GoodRx also makes money through subscriptions; while the platform is free to use, the company also allows users to pay extra for its Gold offering, which it launched in 2017. The company charges $5.99 per month for individuals, and $9.99 for up to five family members, to give greater discounts for people who take multiple prescription drugs. The company also launched Kroger Savings in 2018, which costs $36 for an individual and $72 for a family, a portion of which GoodRx shares with Kroger.
In all, this segment accounted for $14.3 million, or 8% of total revenue in Q2, up 125% year-over-year as the the number of subscription plans across GoodRx Gold and Kroger Savings Club rose 86%.
Finally, the company has what it calls “other revenue,” which consists of two legs: the first being its pharma manufacturer solutions, in which the company collects revenue when its partners pay to advertise and integrate their affordability solutions into GoodRx the platform.
“Approximately 20% of the consumer searches on our platform are for brand medications. Brand medications tend to be expensive, and insurance coverage is complicated and may be restrictive. Pharmaceutical manufacturers provide affordability solutions such as co-pay cards, patient assistance programs, and other savings options so that consumers can access their medications,” wrote Good Rx.
The second leg is the company’s telehealth offering, which includes its own telehealth provider, HeyDoctor, as well as the GoodRx Telehealth Marketplace, launched in March 2020, which is designed to bring third party providers into its ecosystem.

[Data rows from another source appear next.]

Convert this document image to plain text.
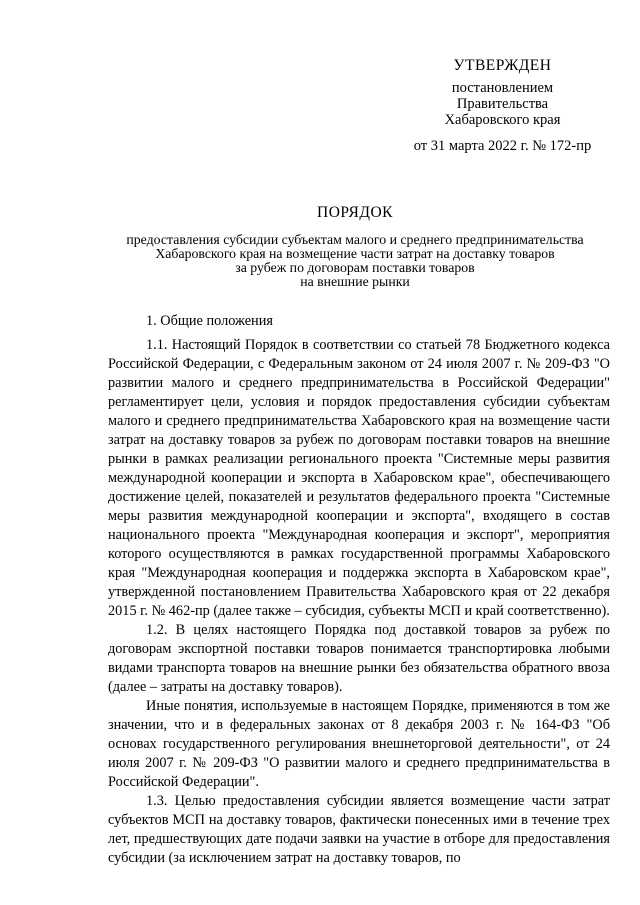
УТВЕРЖДЕН
постановлением
Правительства
Хабаровского края
от 31 марта 2022 г. № 172-пр
ПОРЯДОК
предоставления субсидии субъектам малого и среднего предпринимательства
Хабаровского края на возмещение части затрат на доставку товаров
за рубеж по договорам поставки товаров
на внешние рынки

1. Общие положения

1.1. Настоящий Порядок в соответствии со статьей 78 Бюджетного кодекса Российской Федерации, с Федеральным законом от 24 июля 2007 г. № 209-ФЗ "О развитии малого и среднего предпринимательства в Российской Федерации" регламентирует цели, условия и порядок предоставления субсидии субъектам малого и среднего предпринимательства Хабаровского края на возмещение части затрат на доставку товаров за рубеж по договорам поставки товаров на внешние рынки в рамках реализации регионального проекта "Системные меры развития международной кооперации и экспорта в Хабаровском крае", обеспечивающего достижение целей, показателей и результатов федерального проекта "Системные меры развития международной кооперации и экспорта", входящего в состав национального проекта "Международная кооперация и экспорт", мероприятия которого осуществляются в рамках государственной программы Хабаровского края "Международная кооперация и поддержка экспорта в Хабаровском крае", утвержденной постановлением Правительства Хабаровского края от 22 декабря 2015 г. № 462-пр (далее также – субсидия, субъекты МСП и край соответственно).

1.2. В целях настоящего Порядка под доставкой товаров за рубеж по договорам экспортной поставки товаров понимается транспортировка любыми видами транспорта товаров на внешние рынки без обязательства обратного ввоза (далее – затраты на доставку товаров).

Иные понятия, используемые в настоящем Порядке, применяются в том же значении, что и в федеральных законах от 8 декабря 2003 г. № 164-ФЗ "Об основах государственного регулирования внешнеторговой деятельности", от 24 июля 2007 г. № 209-ФЗ "О развитии малого и среднего предпринимательства в Российской Федерации".

1.3. Целью предоставления субсидии является возмещение части затрат субъектов МСП на доставку товаров, фактически понесенных ими в течение трех лет, предшествующих дате подачи заявки на участие в отборе для предоставления субсидии (за исключением затрат на доставку товаров, по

Once a patient on HeyDoctor completes their online visit, they can choose to fill their prescriptions at retail locations using a GoodRx code, or via mail order through a third-party partner. Revenue from HeyDoctor comes from visits fees paid by the consumers; most visits start at $20. If consumers choose to use mail order through a third-party partner, they an additional fee to GoodRx.
The GoodRx Telehealth Marketplace adds additional services, conditions and geographies to HeyDoctor, and it also provides alternative providers for them to choose from. Revenue for the GoodRx Telehealth Marketplace comes from fees earned for directing traffic to the third-party telehealth providers on GoodRx’s marketplace.
In the second quarter, Other Revenue was $17.4 million, up 136% year-over-year. It represented a combined 9.8% of total revenue for the quarter.
GoodRx went public in September 2020, raising $1.1 billion in its IPO. The company is now trading at $41.02, up 24% up from its IPO price, at market cap of $16.22 billion.